Steps to reproduce the problem:
- Launch puppeteer and instantiate a Page with some content:
const browser = await puppeteer.launch(env.MYBROWSER);
const page = await browser.newPage();
await page.setContent('<h1>HELLO CLOUDFLARE</h1>', {
waitUntil: 'networkidle0',
});
- Get the PDF:
await page.pdf({ displayHeaderFooter: true })
Below is the link of a repo to reproduce the issue.
https://github.com/GiovaniMFMurari/cf-puppeteer-pdf-gen-test
Puppeteer version
0.0.6
Node.js version
16, 18 and 20
npm version
using pnpm 8.15.5
What operating system are you seeing the problem on?
Linux
Relevant log output
✘ [ERROR] Uncaught (in response) TypeError: readable is not async iterable
at getReadableAsBuffer
at Page.pdf
at async Object.fetch
at async drainBody
Getting this too! Any update?
UPDATE: here's a working workaround. createPDFStream() seems to work, which you can then collect into a buffer.

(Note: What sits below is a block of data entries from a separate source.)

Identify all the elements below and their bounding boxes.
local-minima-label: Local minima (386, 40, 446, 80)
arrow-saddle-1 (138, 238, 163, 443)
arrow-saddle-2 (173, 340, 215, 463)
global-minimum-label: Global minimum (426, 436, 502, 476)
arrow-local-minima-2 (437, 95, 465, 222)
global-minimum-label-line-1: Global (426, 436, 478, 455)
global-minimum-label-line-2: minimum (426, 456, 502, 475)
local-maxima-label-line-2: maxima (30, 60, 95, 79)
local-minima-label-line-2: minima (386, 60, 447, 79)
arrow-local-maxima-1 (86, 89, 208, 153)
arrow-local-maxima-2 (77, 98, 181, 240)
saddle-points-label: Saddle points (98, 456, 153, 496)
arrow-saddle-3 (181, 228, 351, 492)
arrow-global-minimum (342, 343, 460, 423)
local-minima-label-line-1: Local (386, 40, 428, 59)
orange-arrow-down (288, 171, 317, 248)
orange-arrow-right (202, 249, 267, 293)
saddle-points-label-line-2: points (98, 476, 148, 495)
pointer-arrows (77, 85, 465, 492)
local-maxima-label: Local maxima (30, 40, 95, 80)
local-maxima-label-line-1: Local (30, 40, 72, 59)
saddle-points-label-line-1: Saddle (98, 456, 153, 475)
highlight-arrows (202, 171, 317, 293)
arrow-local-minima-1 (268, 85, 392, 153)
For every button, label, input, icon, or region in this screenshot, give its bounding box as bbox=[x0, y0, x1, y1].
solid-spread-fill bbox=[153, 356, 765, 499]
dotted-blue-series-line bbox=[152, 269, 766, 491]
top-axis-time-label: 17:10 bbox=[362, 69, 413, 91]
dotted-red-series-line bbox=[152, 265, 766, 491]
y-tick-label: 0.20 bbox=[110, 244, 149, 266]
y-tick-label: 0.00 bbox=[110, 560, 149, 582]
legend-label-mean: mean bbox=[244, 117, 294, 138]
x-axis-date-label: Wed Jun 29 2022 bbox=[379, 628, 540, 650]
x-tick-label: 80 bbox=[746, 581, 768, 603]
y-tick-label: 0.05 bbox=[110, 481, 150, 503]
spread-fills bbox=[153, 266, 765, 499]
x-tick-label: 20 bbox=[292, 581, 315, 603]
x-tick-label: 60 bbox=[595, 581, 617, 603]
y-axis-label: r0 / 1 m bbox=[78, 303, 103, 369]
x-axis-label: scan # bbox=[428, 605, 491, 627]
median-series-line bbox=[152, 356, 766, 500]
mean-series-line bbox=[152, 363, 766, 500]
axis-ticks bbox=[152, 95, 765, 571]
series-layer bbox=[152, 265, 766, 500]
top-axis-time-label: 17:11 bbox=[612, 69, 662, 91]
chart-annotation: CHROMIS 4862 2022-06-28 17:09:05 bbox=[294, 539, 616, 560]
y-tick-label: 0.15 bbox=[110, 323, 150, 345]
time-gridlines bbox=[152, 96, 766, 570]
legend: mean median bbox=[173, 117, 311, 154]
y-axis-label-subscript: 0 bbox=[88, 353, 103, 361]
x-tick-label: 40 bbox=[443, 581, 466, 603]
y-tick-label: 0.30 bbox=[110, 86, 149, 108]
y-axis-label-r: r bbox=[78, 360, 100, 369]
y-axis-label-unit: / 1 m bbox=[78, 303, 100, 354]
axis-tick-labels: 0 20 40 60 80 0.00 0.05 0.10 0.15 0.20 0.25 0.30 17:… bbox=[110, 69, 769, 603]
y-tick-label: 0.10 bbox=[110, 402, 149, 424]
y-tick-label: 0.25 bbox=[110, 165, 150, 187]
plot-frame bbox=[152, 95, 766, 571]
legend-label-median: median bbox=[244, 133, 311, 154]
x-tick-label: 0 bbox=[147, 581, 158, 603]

export default async function markdownToR2Pdf(env: Env) {
const settings = await getSettings(env);
// Define test HTML
let html = `
<html>
<body>
<h1>Hello World</h1>
</body>
</html>
`;
// Launch browser
const browser = await puppeteer.launch(env.BROWSER);
// Create new page
const page = await browser.newPage();
// Set page content
await page.setContent(html);
// Wait for network idle
await page.waitForNetworkIdle();
// Generate PDF
const pdfStream = await page.createPDFStream({
format: "A4",
printBackground: true,
});
// Collect PDF data into a buffer
const chunks: Uint8Array[] = [];
return new Promise<string>((resolve, reject) => {
pdfStream.on("data", (chunk: Uint8Array) => chunks.push(chunk));
pdfStream.on("end", async () => {
const pdfBuffer = Buffer.concat(chunks);
console.log("PDF buffer created");
// Upload PDF to R2 bucket
const objectName = `pdf_${Date.now()}.pdf`;
await env.SALES_FILES_BUCKET.put(objectName, pdfBuffer);
console.log("PDF uploaded to R2 bucket");
await page.close();
await browser.close();
const pdfUrl = `${settings.salesFilesBucketUrl}/${objectName}`;
resolve(pdfUrl);
});
pdfStream.on("error", (error) => {
reject(error);
});
});
}
@GiovaniMFMurari and @emilthemaker we released an update recently and we can't reproduce this anymore, can you give it another try ?
We are closing this, feel free to reopen if you still get this error with the recent versions
This bug still exists in 0.0.13, throwing the same error:
This works:
function streamToBuffer(stream: NodeJS.ReadableStream) {
return new Promise<Buffer>((resolve, reject) => {
const chunks: any[] = [];
stream.on('data', (chunk) => chunks.push(chunk));
stream.on('end', () => resolve(Buffer.concat(chunks)));
stream.on('error', (err) => reject(err));
});
}
const stream = await page.createPDFStream();
const buffer = await streamToBuffer(stream);
This fails with TypeError: readable is not async iterable
const buffer = await page.pdf();